GALE: Transcription

LDC will create, purchase or otherwise acquire verbatim transcripts for large volumes of speech for GALE. Final transcripts will conform to the quick transcription (QTR) specification whose elements include accurate transcription of content words, segmentation and time-alignment at least to the level of sections and speaker turns, speaker identification, and standardized punctuation and orthography but no additional markup.  A portion of the data will be further subject to the quick rich transcription (QRTR) specification, which adds time-aligned sentences plus sentence type identification (SUs).  A small amount of data will be dually transcribed and discrepancies adjudicated to provide data for analysis of human transcription variation. Upon sponsor request, small amounts of data may also be transcribed using Careful Transcription (CTR) specifications in order to provide material for evaluating system performance.

Initial transcripts are obtained in a number of ways including

  • manual creation by LDC
  • manual creation by professional transcription agencies
  • harvesting from the web
  • acquisition of transcript archives from commercial sources

Transcripts will be distributed to GALE sites as part of quarterly data releases.  Initial distributions may include transcripts that do not fully conform to the QTR specification.  Such transcripts will be reviewed and revised for future releases.

Guidelines

  • Quick Transcription Specification (QTR)

    The goal of quick transcription (QTR) for broadcast news and broadcast conversation is to produce a verbatim, time-aligned transcript with minimal but useful markup.  The elements a quick transcript include verbatim transcription plus time-aligned section boundaries and speaker turns (segmentation), section type identification and speaker identification.

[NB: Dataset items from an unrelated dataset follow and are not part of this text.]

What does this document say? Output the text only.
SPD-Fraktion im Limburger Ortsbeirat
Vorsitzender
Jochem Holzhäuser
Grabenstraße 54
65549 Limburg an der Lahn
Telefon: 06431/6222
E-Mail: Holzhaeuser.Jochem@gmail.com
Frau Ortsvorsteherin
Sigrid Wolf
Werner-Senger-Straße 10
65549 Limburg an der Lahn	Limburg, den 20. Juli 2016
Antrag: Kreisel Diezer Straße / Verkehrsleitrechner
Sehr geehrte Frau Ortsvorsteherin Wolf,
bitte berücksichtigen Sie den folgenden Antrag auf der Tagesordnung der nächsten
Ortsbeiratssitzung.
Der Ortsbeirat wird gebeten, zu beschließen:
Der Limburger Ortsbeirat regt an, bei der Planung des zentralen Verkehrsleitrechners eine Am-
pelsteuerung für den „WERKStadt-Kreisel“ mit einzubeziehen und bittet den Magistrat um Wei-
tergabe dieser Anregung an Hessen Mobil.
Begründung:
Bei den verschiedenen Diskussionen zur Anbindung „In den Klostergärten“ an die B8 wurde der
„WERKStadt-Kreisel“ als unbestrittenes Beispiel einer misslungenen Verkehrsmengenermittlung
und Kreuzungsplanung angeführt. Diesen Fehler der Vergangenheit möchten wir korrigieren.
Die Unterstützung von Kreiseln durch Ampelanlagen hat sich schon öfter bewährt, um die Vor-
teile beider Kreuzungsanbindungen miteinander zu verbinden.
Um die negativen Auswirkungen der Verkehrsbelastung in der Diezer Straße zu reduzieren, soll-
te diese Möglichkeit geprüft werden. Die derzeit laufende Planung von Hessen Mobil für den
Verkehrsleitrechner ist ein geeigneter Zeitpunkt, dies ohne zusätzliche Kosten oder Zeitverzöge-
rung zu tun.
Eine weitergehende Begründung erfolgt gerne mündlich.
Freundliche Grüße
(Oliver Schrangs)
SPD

  • Quick Rich Transcription Specification (QRTR)

    The goal of quick rich transcription (QRTR) for broadcast news and broadcast conversation is to produce a verbatim, time-aligned transcript with minimal but useful markup.  QRTR also identifies some salient structural features of the broadcast recording.  The elements a quick rich transcript include verbatim transcription plus time-aligned section boundaries, speaker turns and sentences (segmentation), section and sentence type identification and speaker identification

  • Careful Transcription Specification (CTR)

    The goal of careful transcription (CTR) for broadcast news and broadcast conversation is to produce a verbatim, time-aligned transcript with rich markup and extensive quality control.  Audio is first manually segmented  and time-aligned with the transcript at the level of the section, speaker turn and breath group.  The verbatim transcript contains section type identification and speaker identification as well as standardized markup for disfluencies, partial words, acronyms, mispronounced words and several other features

  • Metadata Extraction (MDE) 

    During the Metadata Extraction task, annotators identify fillers, strings of deletable words (deletable regions, or delregs) within edit disfluencies, and SUs ("semantic", "syntactic" or "sentence" units). Transcripts annotated for metadata can be "cleaned up" to enhance readability; for instance, delregs and fillers might be removed and each SU presented as a separate line within the transcript.


  • Description of Web-harvested Transcripts

    In addition to creating verbatim transcripts for GALE, LDC also harvests transcripts from online news sources, where possible. The transcripts are in a plain text format.  LDC extracts the transcripts from the downloaded HTML files, converted to UTF-8, and divides them into "sentences" based on punctuation characters. In most cases, speakers are identified. However, the web-harvested transcript format differs from standard LDC transcription format and content in several ways. The transcripts have not been time-aligned with the audio and they do not follow LDC-style transcription markup. In addition, sections and sentence units (SUs) have not been explicitly identified.